Kure is represented by Susan Inglett Gallery (New York), Purdy Hicks Gallery (London) and Officine Dell'Immagine (Milan). She currently lives and works in Princeton, New Jersey and Abuja and Kaduna, Nigeria.

===Exhibitions and collections===
Kure has had eight solo exhibitions and has participated in over forty group exhibitions internationally. She first exhibited her work in a New York group show at the Skoto Gallery in 1995. She has also been in the 1997 exhibition Cross/ing: Time • Space • Movement, curated by Olu Oguibe, which showcased contemporary African artists working internationally. Her solo exhibition Cloth as Identity (2000) at the Goethe-Institut in Lagos featured a performance in which women wearing burkas performed hip hop–style dance to Afrobeat music. She has also had solo exhibitions at Purdy Hicks Gallery in London and Susan Inglett Gallery in New York.

Kure's work has been exhibited internationally across Southwest Asia, Europe, North America, and Africa. She has participated in international art events including the 2005 Sharjah International Biennial, the 2006 International Biennial of Contemporary Art in Seville (curated by Okwui Enwezor), and La Triennial in 2013. Her work has been included in group exhibitions at institutions such as the New Museum in New York and Barbican Art Galleries in London. Kure’s work has also been shown at the National Museum of African Art at the Smithsonian Institution, British Museum, Centre Pompidou, and the Menil Drawing Institute in Houston.

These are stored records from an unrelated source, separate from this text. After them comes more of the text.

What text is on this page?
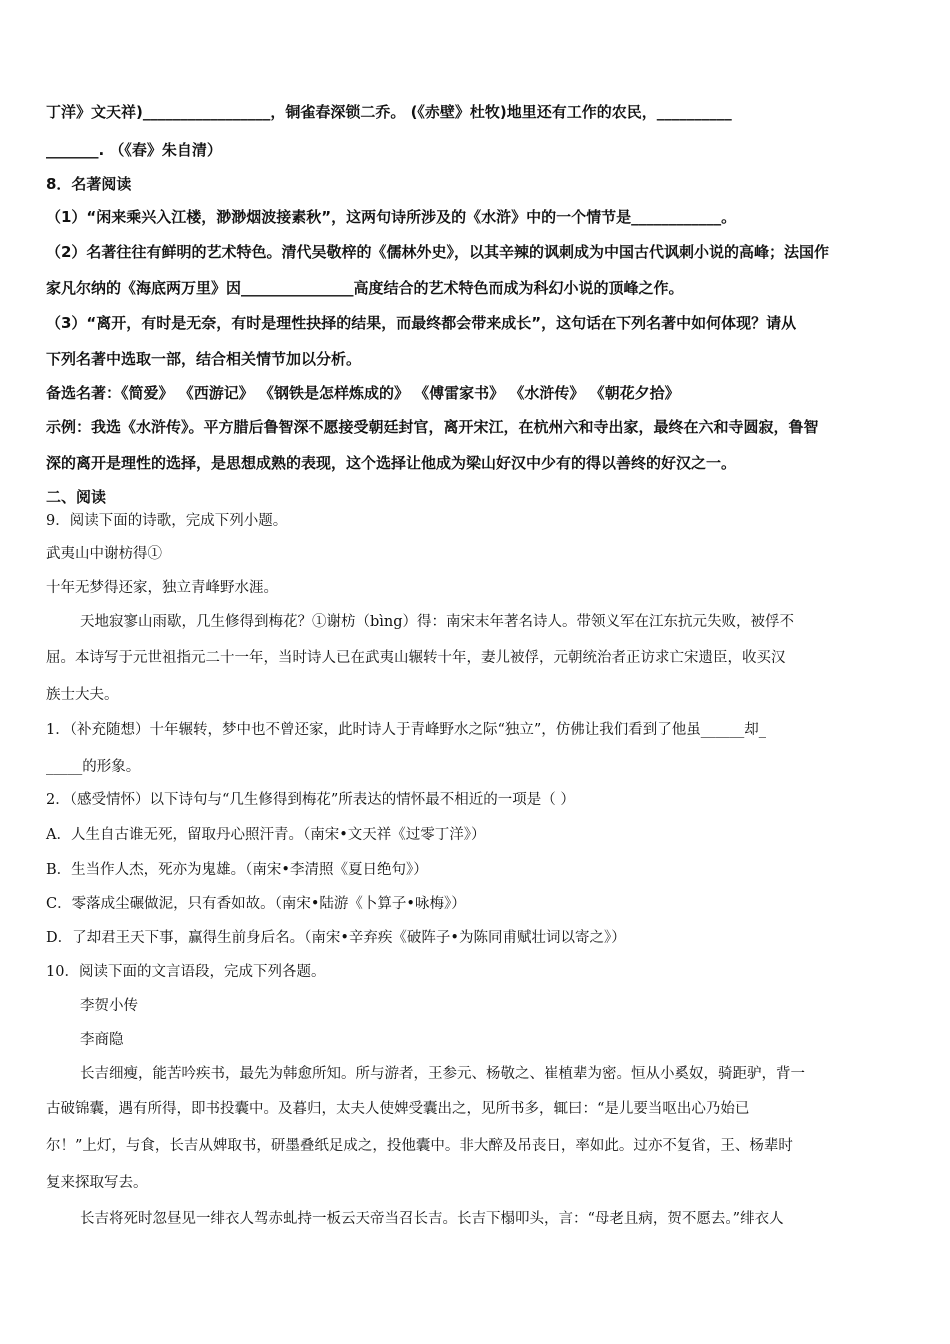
丁洋》文天祥)_________________，铜雀春深锁二乔。 (《赤壁》杜牧)地里还有工作的农民，__________
_______. （《春》朱自清）
8．名著阅读
（1）“闲来乘兴入江楼，渺渺烟波接素秋”，这两句诗所涉及的《水浒》中的一个情节是____________。
（2）名著往往有鲜明的艺术特色。清代吴敬梓的《儒林外史》，以其辛辣的讽刺成为中国古代讽刺小说的高峰；法国作
家凡尔纳的《海底两万里》因_______________高度结合的艺术特色而成为科幻小说的顶峰之作。
（3）“离开，有时是无奈，有时是理性抉择的结果，而最终都会带来成长”，这句话在下列名著中如何体现？请从
下列名著中选取一部，结合相关情节加以分析。
备选名著：《简爱》 《西游记》 《钢铁是怎样炼成的》 《傅雷家书》 《水浒传》 《朝花夕拾》
示例：我选《水浒传》。平方腊后鲁智深不愿接受朝廷封官，离开宋江，在杭州六和寺出家，最终在六和寺圆寂，鲁智
深的离开是理性的选择，是思想成熟的表现，这个选择让他成为梁山好汉中少有的得以善终的好汉之一。
二、阅读
9．阅读下面的诗歌，完成下列小题。
武夷山中谢枋得①
十年无梦得还家，独立青峰野水涯。
天地寂寥山雨歇，几生修得到梅花？①谢枋（bìng）得：南宋末年著名诗人。带领义军在江东抗元失败，被俘不
屈。本诗写于元世祖指元二十一年，当时诗人已在武夷山辗转十年，妻儿被俘，元朝统治者正访求亡宋遗臣，收买汉
族士大夫。
1．（补充随想）十年辗转，梦中也不曾还家，此时诗人于青峰野水之际“独立”，仿佛让我们看到了他虽______却_
_____的形象。
2．（感受情怀）以下诗句与“几生修得到梅花”所表达的情怀最不相近的一项是（ ）
A．人生自古谁无死，留取丹心照汗青。（南宋•文天祥《过零丁洋》）
B．生当作人杰，死亦为鬼雄。（南宋•李清照《夏日绝句》）
C．零落成尘碾做泥，只有香如故。（南宋•陆游《卜算子•咏梅》）
D．了却君王天下事，赢得生前身后名。（南宋•辛弃疾《破阵子•为陈同甫赋壮词以寄之》）
10．阅读下面的文言语段，完成下列各题。
李贺小传
李商隐
长吉细瘦，能苦吟疾书，最先为韩愈所知。所与游者，王参元、杨敬之、崔植辈为密。恒从小奚奴，骑距驴，背一
古破锦囊，遇有所得，即书投囊中。及暮归，太夫人使婢受囊出之，见所书多，辄曰：“是儿要当呕出心乃始已
尔！”上灯，与食，长吉从婢取书，研墨叠纸足成之，投他囊中。非大醉及吊丧日，率如此。过亦不复省，王、杨辈时
复来探取写去。
长吉将死时忽昼见一绯衣人驾赤虬持一板云天帝当召长吉。长吉下榻叩头，言：“母老且病，贺不愿去。”绯衣人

From January to March 2014, Kure was artist-in-residence at the Victoria and Albert Museum in London.

===Accolades===
Kure has received several notable awards and grants throughout her career, such as the Uche Okeke Prize for Drawing in 1994. She was awarded the Elena Prentice Rulon-Miller Scholarship Fund and the Minority Work Study Grant at the Haystack Mountain School of Crafts in 2004. Later, she received the Smithsonian Artist Research Fellowship from the Smithsonian Institution and a Program Puffin Grant for the Burqua as Shelter sculpture from The Puffin Foundation (2007–2008).

===Teaching===
Kure has held teaching positions at various institutions. In 2004, she completed a teaching internship in St. Mark’s School, Southborough, Massachusetts. In 2019, she taught at the Royal Institute of Art in Stockholm, Sweden.